In a media release Tuesday, Pleasant River Lumber said it is expanding its Moose River spruce mill in Jackman to add drying capacity this summer and hire up to 20 new workers for a second shift starting this fall.
“We have confidence with the recent tariff announcement a level playing field will exist that will allow us to invest in and expand our facilities in Maine,” said Jason Brochu, co-president of the family-owned Pleasant River Lumber.
The company employs 300 workers at its spruce and pine sawmills in Dover-Foxcroft, Jackman, Hancock and Sanford. The company acquired the Moose River Mill in Jackman in 2015, and it now produces about 85 million board feet of dimensional lumber a year. (read more)
Some people might think this is not that big a deal in the grand scheme of things. However, it is a very big deal to that community; it is a very big deal to those families; it is a very big deal to those who will now have good paying jobs.
Once upon a time, there was an old man who used to go to the ocean to do his writing. He had a habit of walking on the beach every morning before he began his work. Early one morning, he was walking along the shore after a big storm had passed and found the vast beach littered with starfish as far as the eye could see, stretching in both directions.
Off in the distance, the old man noticed a small boy approaching. As the boy walked, he paused every so often and as he grew closer, the man could see that he was occasionally bending down to pick up an object and throw it into the sea. The boy came closer still and the man called out, “Good morning! May I ask what it is that you are doing?”

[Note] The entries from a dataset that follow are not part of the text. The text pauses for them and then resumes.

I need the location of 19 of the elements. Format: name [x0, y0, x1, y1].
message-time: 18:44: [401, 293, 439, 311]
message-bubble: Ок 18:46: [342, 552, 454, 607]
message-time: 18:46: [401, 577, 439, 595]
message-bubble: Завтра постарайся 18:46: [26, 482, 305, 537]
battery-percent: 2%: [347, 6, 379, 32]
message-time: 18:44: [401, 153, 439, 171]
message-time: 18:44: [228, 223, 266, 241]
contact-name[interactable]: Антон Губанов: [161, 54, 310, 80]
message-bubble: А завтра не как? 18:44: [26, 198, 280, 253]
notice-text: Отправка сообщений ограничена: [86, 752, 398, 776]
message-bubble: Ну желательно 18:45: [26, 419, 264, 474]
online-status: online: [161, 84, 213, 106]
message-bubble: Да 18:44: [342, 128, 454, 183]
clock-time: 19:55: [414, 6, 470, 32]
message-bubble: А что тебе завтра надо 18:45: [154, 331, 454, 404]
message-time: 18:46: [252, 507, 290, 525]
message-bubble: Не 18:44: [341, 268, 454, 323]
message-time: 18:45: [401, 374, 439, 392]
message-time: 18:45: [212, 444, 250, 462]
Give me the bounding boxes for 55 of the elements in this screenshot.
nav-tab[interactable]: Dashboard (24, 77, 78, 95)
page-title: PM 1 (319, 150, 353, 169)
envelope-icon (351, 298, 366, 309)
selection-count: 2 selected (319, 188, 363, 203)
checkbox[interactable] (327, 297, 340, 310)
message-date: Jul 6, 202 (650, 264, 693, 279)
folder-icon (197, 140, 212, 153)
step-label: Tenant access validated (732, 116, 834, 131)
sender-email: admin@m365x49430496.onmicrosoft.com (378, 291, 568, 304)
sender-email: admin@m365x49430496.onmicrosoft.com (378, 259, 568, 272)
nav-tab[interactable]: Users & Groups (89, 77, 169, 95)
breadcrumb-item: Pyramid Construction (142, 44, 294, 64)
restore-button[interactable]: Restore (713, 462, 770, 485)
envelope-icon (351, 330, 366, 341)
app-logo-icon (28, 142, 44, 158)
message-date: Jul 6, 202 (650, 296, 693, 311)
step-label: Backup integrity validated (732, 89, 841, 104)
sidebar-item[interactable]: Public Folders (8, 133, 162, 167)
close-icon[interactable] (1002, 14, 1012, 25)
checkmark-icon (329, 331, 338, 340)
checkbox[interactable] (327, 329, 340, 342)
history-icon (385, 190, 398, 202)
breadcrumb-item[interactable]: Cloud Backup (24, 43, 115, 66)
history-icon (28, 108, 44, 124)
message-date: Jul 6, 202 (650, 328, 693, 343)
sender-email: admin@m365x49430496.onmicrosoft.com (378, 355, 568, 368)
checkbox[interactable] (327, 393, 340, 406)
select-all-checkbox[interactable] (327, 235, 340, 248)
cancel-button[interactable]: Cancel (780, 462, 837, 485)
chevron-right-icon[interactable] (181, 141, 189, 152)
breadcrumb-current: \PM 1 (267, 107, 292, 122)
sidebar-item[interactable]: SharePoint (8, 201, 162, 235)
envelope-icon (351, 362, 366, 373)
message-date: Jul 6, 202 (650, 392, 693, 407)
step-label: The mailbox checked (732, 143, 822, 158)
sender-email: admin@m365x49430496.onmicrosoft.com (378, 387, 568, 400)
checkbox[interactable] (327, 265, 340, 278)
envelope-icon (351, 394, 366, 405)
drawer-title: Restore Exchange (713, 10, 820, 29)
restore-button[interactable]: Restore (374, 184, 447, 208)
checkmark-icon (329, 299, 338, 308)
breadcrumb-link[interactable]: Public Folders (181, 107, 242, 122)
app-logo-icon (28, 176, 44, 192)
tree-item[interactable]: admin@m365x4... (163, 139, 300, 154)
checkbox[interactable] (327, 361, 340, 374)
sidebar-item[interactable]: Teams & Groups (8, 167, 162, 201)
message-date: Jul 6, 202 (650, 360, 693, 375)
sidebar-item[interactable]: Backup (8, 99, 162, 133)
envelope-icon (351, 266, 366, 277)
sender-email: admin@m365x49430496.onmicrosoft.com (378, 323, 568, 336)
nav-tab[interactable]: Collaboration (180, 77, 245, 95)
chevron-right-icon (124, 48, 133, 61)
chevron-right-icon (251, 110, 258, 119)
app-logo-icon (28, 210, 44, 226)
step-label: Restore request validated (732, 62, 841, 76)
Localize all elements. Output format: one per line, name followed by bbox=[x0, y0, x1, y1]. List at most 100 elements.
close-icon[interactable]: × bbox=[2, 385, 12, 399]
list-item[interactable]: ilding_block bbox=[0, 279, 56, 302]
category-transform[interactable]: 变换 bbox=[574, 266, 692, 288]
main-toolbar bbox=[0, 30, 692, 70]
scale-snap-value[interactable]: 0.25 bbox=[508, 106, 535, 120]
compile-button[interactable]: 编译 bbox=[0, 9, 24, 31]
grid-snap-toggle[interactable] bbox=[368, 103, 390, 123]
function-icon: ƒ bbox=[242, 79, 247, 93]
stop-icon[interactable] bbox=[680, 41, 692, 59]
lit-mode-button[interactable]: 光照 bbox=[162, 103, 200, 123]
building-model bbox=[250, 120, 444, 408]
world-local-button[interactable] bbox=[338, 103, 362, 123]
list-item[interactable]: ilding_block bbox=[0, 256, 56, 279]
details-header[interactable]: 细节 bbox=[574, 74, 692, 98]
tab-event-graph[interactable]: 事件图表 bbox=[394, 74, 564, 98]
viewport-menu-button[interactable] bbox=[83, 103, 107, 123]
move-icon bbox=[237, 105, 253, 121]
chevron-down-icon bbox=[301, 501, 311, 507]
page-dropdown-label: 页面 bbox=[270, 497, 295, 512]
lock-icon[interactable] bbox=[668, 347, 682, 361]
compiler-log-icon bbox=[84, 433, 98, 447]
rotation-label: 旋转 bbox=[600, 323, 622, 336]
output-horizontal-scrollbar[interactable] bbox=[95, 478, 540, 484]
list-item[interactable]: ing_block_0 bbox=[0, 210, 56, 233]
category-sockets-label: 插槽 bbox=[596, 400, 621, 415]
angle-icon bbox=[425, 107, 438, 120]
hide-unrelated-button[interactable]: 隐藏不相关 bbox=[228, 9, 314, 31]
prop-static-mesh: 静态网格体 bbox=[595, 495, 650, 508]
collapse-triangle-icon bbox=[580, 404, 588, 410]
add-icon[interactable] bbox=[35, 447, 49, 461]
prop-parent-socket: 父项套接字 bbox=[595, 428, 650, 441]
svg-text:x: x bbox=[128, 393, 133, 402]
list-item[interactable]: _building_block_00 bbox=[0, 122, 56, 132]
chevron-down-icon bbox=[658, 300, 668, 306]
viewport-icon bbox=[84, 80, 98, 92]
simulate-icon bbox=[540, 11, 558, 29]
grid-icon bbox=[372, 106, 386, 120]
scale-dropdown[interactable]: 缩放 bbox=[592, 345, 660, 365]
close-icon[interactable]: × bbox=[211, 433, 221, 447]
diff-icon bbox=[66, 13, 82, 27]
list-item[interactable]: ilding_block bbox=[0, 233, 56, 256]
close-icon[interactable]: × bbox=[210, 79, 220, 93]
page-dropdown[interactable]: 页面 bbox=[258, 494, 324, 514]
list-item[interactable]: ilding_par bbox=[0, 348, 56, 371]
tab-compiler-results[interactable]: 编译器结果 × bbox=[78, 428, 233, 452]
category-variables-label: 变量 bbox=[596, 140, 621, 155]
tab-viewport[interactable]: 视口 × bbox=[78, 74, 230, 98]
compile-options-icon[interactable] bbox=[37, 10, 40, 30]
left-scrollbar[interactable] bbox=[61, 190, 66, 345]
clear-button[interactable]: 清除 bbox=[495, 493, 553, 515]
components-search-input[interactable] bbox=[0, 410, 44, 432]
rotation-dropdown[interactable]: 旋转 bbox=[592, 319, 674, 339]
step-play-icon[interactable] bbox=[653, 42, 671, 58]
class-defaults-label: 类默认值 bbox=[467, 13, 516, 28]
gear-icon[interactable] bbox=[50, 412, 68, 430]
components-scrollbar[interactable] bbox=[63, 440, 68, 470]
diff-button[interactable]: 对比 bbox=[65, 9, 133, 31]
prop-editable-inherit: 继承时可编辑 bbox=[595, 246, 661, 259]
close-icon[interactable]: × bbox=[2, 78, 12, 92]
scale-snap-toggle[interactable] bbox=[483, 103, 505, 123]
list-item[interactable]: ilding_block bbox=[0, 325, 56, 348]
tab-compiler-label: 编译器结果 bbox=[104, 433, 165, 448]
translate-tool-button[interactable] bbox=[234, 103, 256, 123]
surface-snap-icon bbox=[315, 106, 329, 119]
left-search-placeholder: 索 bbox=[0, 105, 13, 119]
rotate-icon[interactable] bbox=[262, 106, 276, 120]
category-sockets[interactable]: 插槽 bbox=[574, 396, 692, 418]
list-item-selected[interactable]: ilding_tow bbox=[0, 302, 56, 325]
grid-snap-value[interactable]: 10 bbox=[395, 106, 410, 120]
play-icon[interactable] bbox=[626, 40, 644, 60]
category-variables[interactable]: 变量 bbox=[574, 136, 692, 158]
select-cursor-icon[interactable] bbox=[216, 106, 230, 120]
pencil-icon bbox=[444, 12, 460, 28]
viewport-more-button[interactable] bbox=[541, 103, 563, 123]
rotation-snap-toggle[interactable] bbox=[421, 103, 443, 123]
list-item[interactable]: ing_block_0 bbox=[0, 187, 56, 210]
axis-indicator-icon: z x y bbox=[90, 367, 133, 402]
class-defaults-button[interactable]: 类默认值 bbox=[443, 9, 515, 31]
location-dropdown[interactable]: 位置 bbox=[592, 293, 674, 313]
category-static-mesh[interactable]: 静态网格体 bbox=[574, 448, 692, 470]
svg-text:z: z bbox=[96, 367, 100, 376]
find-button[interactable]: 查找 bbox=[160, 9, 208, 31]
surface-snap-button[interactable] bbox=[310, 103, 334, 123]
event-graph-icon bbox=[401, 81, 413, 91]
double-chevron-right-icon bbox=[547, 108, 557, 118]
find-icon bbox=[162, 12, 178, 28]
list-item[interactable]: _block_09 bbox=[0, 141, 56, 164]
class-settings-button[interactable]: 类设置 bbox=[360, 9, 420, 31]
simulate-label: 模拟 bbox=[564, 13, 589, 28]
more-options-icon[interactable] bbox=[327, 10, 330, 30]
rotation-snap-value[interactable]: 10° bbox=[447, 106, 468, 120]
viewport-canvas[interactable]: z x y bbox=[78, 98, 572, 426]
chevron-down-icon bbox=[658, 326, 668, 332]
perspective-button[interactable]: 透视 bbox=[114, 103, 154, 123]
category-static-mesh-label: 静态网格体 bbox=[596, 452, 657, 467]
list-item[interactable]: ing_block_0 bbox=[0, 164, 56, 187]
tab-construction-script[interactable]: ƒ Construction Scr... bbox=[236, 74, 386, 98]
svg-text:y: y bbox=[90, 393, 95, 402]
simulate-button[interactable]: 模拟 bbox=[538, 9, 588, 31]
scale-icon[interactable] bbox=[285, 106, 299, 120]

The young boy paused, looked up, and replied “Throwing starfish into the ocean. The tide has washed them up onto the beach and they can’t return to the sea by themselves,” the youth replied. “When the sun gets high, they will die, unless I throw them back into the water.”
The old man replied, “But there must be tens of thousands of starfish on this beach. I’m afraid you won’t really be able to make much of a difference.”
The boy bent down, picked up yet another starfish and threw it as far as he could into the ocean. Then he turned, smiled and said, “It made a difference to that one!”